Many Americans assume that if products are on our store shelves, the government must have evaluated and approved them for safety. But most Americans don’t know that the primary federal regulation to protect us from harmful chemicals, called the Toxic Substances Control Act (TSCA), is more than thirty years old. Even when it was first enacted, TSCA did not apply to more than 60,000 chemicals (including BPA) that were already in use in millions of products on store shelves — these untested substances were “grandfathered” in. New chemicals have also been introduced with virtually no oversight: of the more than 80,000 chemicals in use today, the Environmental Protection Agency has required testing for only 200, and has regulated just 5 of them.

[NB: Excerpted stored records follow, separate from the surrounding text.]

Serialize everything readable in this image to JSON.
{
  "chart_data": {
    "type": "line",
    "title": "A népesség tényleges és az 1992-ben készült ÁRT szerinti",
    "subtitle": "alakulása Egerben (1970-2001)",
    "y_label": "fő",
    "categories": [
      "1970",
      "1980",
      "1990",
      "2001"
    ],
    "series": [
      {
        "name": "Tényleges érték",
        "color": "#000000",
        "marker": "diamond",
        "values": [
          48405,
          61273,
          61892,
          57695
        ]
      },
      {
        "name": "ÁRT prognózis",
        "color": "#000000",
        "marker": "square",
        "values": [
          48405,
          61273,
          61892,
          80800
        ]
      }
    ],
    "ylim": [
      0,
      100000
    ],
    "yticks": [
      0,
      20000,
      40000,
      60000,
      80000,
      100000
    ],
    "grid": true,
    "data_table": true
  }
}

There are certainly good reasons to regulate harmful chemicals like BPA. But as long as industry can continue with their toxic shell game, all of us who deserve healthy products for our children and families will have no way to know if the products we buy are really safe.
That’s why we need to change the rules of the game when it comes to chemical safety. The Safe Chemicals Act has been introduced in Congress to update TSCA. Rather than continuing to rely on regulations developed only years after people are exposed to harmful chemicals, this legislation would require producers to demonstrate that products are safe before they can be marketed. It also would give consumers the right to know what is in the products we buy, and promote innovation of safer chemicals and products, stimulating the economy while creating healthier products.
Doctors take an oath to “First, do no harm.” So it is not surprising that the American Academy of Pediatrics and numerous hospitals, medical schools and leading health care organizations have called for chemical policy reforms like those detailed in the Safe Chemicals Act. It’s not right to continue to expose our children, including my daughter Juliette, to untested chemicals as if they were guinea pigs in the chemical industry’s test labs.